I shall be happy if my letter can receive due prominence on your blog. I have read some of the comments on your blog, in response to statements attributed to me in a press release issued yesterday by CGID’s Director of Communications, Jevon Suralie. First let me remind all that I respect and will advocate for the sovereignty of Barbados as well as its right to conceptualize and enact any domestic policy its elected government chooses.
I agree that the immigration and other laws of Barbados MUST be respected and that violators of the law should be brought to justice. However, I also believe that domestic laws, such as immigration regulations, in any Caricom country, must be congruent with the spirit and intent of Caricom, and must be enforced equitably and fairly, and that people’s human and other rights must be respected and NOT abridged. Individuals must be treated humanly and with human dignity, in keeping with internationally accepted norms and values.
As I said in the CGID statement, “We agree that everyone must abide by the law and that anyone who commits crimes must be brought to justice. However, this must be within the framework of the rule of law and international norms of civil rights and fundamental fairness. We also agree that immigration policy throughout the region needs to be rationalized. In this context, unilateral, singular and uncoordinated action by one government is counterproductive to a harmonized regional policy approach that would be compatible with deeper integration, which we all seek.”
I firmly believe that no one country should enact such policies as Barbados has. Rather there should be a Caricom approach. The response to Thompson’s policy from around the region alone establishes the raison d’être for my expressions of concerns and criticism. This has indeed fractured Caribbean unity.
A cursory review of the relevant article in the Nation newspaper will establish that when Prime Minister Thompson announced his new immigration policy on May 5, I, in an interview with Tony Best, commended the Prime Minister for attempting to address the illegal immigration problem. I also said then that his granting of a form of amnesty to Caricom nationals who entered Barbados prior to 2005 and who remain undocumented, was good public policy and a step in the right direction.
However, I did express serious reservations about his plans to deport those enter after 2005 and remain undocumented. At that time I reserved judgment to observe and analyze the implementation of this aspect of the policy. This is where I part ways with Prime Minister Thompson, who I like. (Apart from this issue, I think his policies are pragmatic).
As a human rights advocate, I will always speak out against raiding the homes of families with women and children for non-criminal reasons, such as immigration. Furthermore, I continue to believe that immigration and traffic violations have no place in criminal court, so long as there is no criminal element to the instant violation. They, in my view are civil matters which should be resolved in the civil term.
The Arbitrary and systematic “deporting” or “removal” of Caricom nationals from a Caricom country at the instant of Minister’s order, for reasons other that criminal convictions, without due process, is bothersome to me. It not only potentially undermines an individual’s human rights, it also undermines Caribbean unity. This is subjective, political territory.

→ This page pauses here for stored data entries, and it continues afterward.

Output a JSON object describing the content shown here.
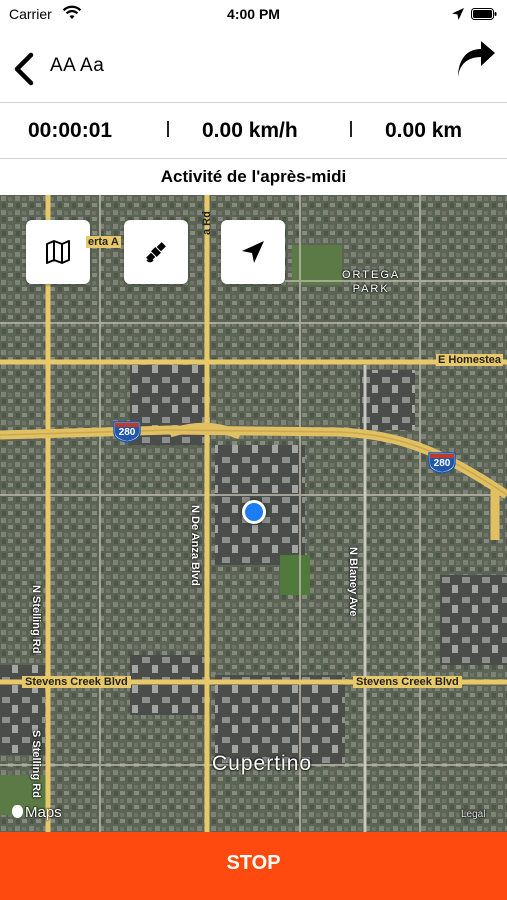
{
  "status_bar": {
    "carrier": "Carrier",
    "time": "4:00 PM"
  },
  "nav": {
    "title": "AA Aa",
    "back_icon": "chevron-left-icon",
    "share_icon": "share-arrow-icon"
  },
  "stats": {
    "duration": "00:00:01",
    "speed": "0.00 km/h",
    "distance": "0.00 km"
  },
  "activity_title": "Activité de l'après-midi",
  "map": {
    "buttons": [
      {
        "icon": "map-icon"
      },
      {
        "icon": "satellite-icon"
      },
      {
        "icon": "location-arrow-icon"
      }
    ],
    "labels": {
      "park": "ORTEGA\nPARK",
      "e_homestead": "E Homestea",
      "serta": "erta A",
      "dearanza_top": "a Rd",
      "n_stelling": "N Stelling Rd",
      "s_stelling": "S Stelling Rd",
      "n_de_anza": "N De Anza Blvd",
      "n_blaney": "N Blaney Ave",
      "stevens_left": "Stevens Creek Blvd",
      "stevens_right": "Stevens Creek Blvd",
      "city": "Cupertino",
      "maps_logo": "Maps",
      "legal": "Legal"
    },
    "shields": [
      "280",
      "280"
    ],
    "colors": {
      "road": "#e8c96a",
      "satellite_base": "#5f6758"
    }
  },
  "stop_button": "STOP",
  "colors": {
    "stop_bg": "#ff4a0f",
    "user_location": "#1e7cf5"
  }
}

The power to deport is vested in a Minister who is a creature of the executive branch of government, and for which there is no “initial” judicial role. Hence, there could be inherent, fundamental perversion and abuses of the process, as well as abridgements of extant Caribbean integration principles when we go down this road.
I am Guyanese but my grandmother is Bajan, so I am uniquely positioned to evaluate and critique this policy. The largest immigrant block in Barbados is Guyanese. It was fully well known that block would be most affected by the enforcement of such a policy, as the Prime Minister’s own statistics indicate.
Thompson should therefore have been more sensitive to this and handle the matter as a Caricom issue rather that a Barbados issue, or work with the relative governments, like Guyana’s, to stamp out immigration fraud, curb access to and uttering of forged instruments and documents, etc.
I sincerely believe what I said in the CGID statement. “Prime Minister Thompson must halt all draconian immigration practices and confer with his regional counterparts to conceptualize a more “altruistic, uniform and progressive” immigration policy that is congruous with the spirit of Caribbean integration and free movement of peoples as envisioned by the revised Treaty of Chaguramas.”
I believe him when he says that the mistreatment of persons will not be condoned and that perpetrators will be disciplined. I await that course of action where appropriate and also look forward to cases in which immigration officers who were falsely or unfairly accused of wrong doing will be exonerated.
This is the bottom line. If a Guyanese commits a crime in Barbados and he is found guilty by a court of law – then jail him/her. If a Guyanese violates the immigration law of Barbados by uttering forged documents – then jail them and send them back home. However, if a Guyanese overstays his time in Barbados, done raid his home at midnight and drag his wife and children down to immigration. Treat them with dignity. The government must work with other governments in the region to devise a humane way, within the context of Caribbean integration, to resolve this issue as a region.
What Prime Minister Thompson should also do however, is tell President Bharrat Jagdeo, to start respecting the rights of Guyanese citizens first, before he asks others to do so, and create the economic and social conditions for Guyanese to stay in Guyana.